Pepsi – Coca-Cola: 0-1

Più complesso e articolato lo spot della Nike che riesce ad incastrare perfettamente il tipico tema “dark” di Halloween con uno storytelling ispirato al film “Scream”.

La protagonista è perseguitata da un killer. Che può fare? Correre, ovvio! 

«Run for your life» è infatti la frase ad effetto...

Ma con un paio di scarpe Nike, riesci anche a seminare il killer. E «You’ll live longer»

Nel 2014 la catena svedese IKEA per Halloween, idea un video per il mercato di Singapore che ricalca “Shining” il capolavoro dell'horror di Stanley Kubrick con il bambino che scorrazza tra gli stands del magazzino col suo triciclo rosso…

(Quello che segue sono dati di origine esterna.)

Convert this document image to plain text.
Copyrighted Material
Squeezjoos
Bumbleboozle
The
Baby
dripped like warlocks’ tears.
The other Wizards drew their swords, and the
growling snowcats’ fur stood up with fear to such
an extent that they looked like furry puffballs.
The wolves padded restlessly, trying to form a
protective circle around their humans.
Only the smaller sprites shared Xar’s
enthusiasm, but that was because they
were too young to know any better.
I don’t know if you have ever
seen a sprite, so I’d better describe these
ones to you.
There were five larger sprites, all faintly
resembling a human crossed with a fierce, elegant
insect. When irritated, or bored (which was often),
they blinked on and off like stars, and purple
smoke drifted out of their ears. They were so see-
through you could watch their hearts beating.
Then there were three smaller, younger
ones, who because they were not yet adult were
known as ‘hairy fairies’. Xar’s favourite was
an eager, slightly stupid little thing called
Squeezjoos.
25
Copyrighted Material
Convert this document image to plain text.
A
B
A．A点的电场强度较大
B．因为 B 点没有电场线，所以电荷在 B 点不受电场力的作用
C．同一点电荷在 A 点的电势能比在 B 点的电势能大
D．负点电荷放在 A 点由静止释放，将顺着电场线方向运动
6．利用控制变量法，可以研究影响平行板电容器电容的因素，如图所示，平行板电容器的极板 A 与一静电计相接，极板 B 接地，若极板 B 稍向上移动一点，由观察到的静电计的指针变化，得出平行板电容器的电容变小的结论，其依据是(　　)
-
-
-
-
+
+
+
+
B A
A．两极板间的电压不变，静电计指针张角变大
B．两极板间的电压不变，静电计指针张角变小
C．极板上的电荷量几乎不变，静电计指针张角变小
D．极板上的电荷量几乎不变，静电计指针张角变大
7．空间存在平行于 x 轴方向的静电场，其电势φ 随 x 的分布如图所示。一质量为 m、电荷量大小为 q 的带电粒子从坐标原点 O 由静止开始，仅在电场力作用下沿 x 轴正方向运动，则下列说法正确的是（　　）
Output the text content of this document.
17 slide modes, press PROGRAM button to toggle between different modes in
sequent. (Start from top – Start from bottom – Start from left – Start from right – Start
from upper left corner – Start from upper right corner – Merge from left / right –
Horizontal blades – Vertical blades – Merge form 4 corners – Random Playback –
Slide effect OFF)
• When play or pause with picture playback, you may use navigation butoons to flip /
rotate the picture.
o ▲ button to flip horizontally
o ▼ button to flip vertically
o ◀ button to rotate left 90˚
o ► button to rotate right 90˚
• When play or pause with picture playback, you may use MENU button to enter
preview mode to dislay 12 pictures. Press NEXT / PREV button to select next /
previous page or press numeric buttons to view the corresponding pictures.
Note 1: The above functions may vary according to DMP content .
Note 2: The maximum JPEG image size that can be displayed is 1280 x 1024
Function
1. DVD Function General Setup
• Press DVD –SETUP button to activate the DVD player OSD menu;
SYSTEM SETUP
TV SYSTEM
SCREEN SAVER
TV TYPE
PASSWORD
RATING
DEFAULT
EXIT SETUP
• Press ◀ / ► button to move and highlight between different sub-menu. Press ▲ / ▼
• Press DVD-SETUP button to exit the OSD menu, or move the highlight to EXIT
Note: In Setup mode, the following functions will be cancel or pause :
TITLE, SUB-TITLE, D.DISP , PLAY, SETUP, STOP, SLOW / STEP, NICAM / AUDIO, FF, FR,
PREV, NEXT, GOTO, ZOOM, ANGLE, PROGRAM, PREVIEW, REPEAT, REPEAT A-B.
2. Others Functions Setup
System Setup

Kubrick non avrebbe saputo fare di meglio.

 


 

E Samara, la protagonista di The Ring ha trovato lavoro per Halloween come promoter per “Phones 4Y”. Non potrete rifiutare il suo invito

 

 

Ma Halloween è una festa nata per i bambini che ne sanno una più di… Halloween. Anche la Snickers lo sa… e ingaggia una minacciosa signora che “consiglia” di riempire il proprio carrello proprio di praline Snickers.
Ma chi si nasconde sotto?

 

Infine in questa brevissima rassegna di spot “horror” troviamo la Volkswagen. La seria e altera fabbrica di auto teutonica che punta proprio sulla nomea di persone rigide e poco inclini al sense of humour che hanno i tetezki.

Ed ecco allora una serie di auto che –nei film horror– non riescono a partire.

Per poi invitare nel pay-off finale a chiedersi come mai nei film horror non ci siano mai auto Volkswagen.

 

 

...ed ora scegliete voi: blog or treat?